In order to best understand this algorithm the it must be separated into the following sections: Integral Image, Haar Features, Adaboost and Cascading

Integral image:

In order to speed up the process of finding the sum of a variable area of pixels in an image, the starting input image is first converted to what is known as an integral image. An integral image is when each x and y coordinates RGB or in this case greyscale value is assigned the sum of the greyscale value of each of the x and y coordinates above and to the left of it. These two images show the changes between an image array before and after being converted into an integral image array. This example shows how an integral image can be used to find the value of the area of a defined region of pixels.

B=1+2

C=1+3

D=1+2+3+4

=>D-B=(1+2+3+4)-(1+2)=3+4

=>D-B-C=(3+4)-(1+3)=4-1

=>D-B-C+A=4-1+1=4

This shows that using an integral image only requires 4 array references for each region of the image of any dimensions whereas when manually processing the image would require a considerable amount more. Making this feature one of the defining elements of the voila jones implementation that allows it to be a real time face tracking competitor.

Haar Features:

One of the reasons the Viola Jones algorithm is so fast is that it uses very simple features to identify faces, there are 5 of these in the default Viola Jones algorithm although some use more complex ones. These features represent how to calculate a value within a certain region. This is done by calculating the sum of the pixels in the white regions and the sum of the pixels in the black, it then subtracts the black sum from the white sum to get a value. The Haar features shown above are just templates, they can be scaled and rotated and flipped meaning for a 24x24 image there are over 160,000 of these features we need to analyse and to properly train the algorithm we need 1000s of images of faces and not faces. Once values have been calculated for every feature on ever face and not face then we can begin to train the algorithm.

AdaBoost and Training Viola Jones:

Once we have calculated values for every Haar feature on every image we need to use these values to identify faces. This is done by finding the boundaries that produces the least amount of false positives and false negatives, from here it sorts the Haar features into order of which ones were the best at identifying the faces and not faces, it then looks at the false positives and negatives of this feature, and looks for a feature that didn’t share the same errors in identifying faces, much like how a good team will counter the individuals weaknesses. Eventually we will have only a few faces and not faces being incorrectly identified by the group of features, this group of features is called a strong classifier.

This process of finding the false identifications and weighting them higher so it is more important the next feature chosen to add to the strong classifier will correctly identify them is called Adaboost. The problem with the strong classifier is that it is very costly to run over an entire image every frame. In order to fix this we simply create what is called a cascade classifier.

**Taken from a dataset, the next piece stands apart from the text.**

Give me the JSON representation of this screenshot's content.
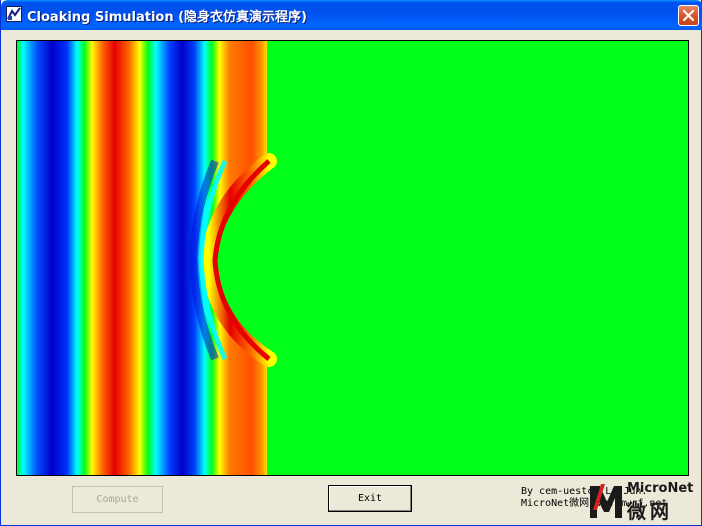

A cascade Classifier is essentially breaking down the strong classifier into multiple steps, each one more complicated than the last. If at any point along the process the image is rejected by the classifier then it is defiantly not a face, if it makes it through it is most likely a face. The reason this is so much faster than just brute forcing the strong classifier is that the whole image is only analysed by the first step which is faster, and any bits that are defiantly not faces by it’s standards are rejected, meaning the next more complicated classifier has to analyse less, and the next one even less, so the strongest classifiers only have to analyse images that are almost defiantly faces. This cuts down on a lot of the wasted time processing the image as 90% of an image is not faces and so by removing most of that wastage we significantly speed up the analysis.